Pharmaceuticals are susceptible to oxidation and hydrolysis that often lead to potency loss and the formation of harmful impurities. To ensure drug product efficacy and quality, it is critical to elucidate degradation pathways and products of active pharmaceutical ingredients (APIs). Contemporary approaches to studying API stability rely on forced API degradation experiments. In a typical API degradation study, researchers conjecture API degradation pathways and products at first and then verify the hypotheses experimentally. This trial-and-error approach is inefficient as API degradation experiments are time-consuming and common analytic methods (e.g., HPLC-MS, NMR) consume significant amounts of API, which is expensive to synthesize and purify especially at early stages of drug R&D. Moreover, researchers often have limited intuition of what degradants to expect for a new API, making HPLC-MS analyses challenging.
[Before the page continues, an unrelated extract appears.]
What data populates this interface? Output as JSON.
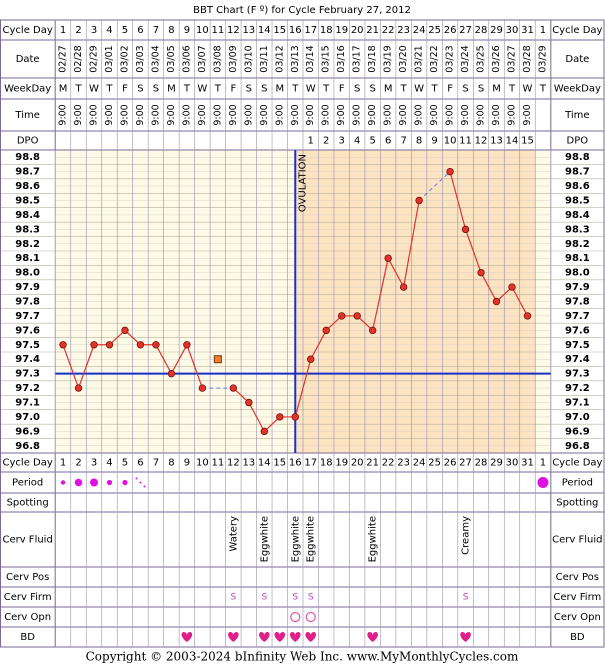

Alternatively, supplementing the contemporary experimental approach with novel computational chemistry methods has the potential to significantly accelerate API stability studies and reduce R&D costs. In this talk, we present the development of a self-improving software that can readily predict API degradants, automatically build API degradation kinetic models, and reliably identify critical API decomposition pathways. Pfizer and MIT researchers collaboratively investigated the aqueous oxidative degradation chemistry of imipramine. The imipramine degradation model constructed by the MIT team using the newly developed software successfully predicted degradants observed experimentally by the Pfizer team. The model and experimental results also provide novel insights into imipramine degradation pathways and kinetics.

Based on the promising results, we believe the quantitative in silico tools that we are actively developing will greatly assist the pharmaceutical research community in performing drug stability studies. The computer-assisted drug stability analyses will guide future drug degradation experiments, assist in API formulation improvements to resist oxidation, and potentially reduce drug development costs.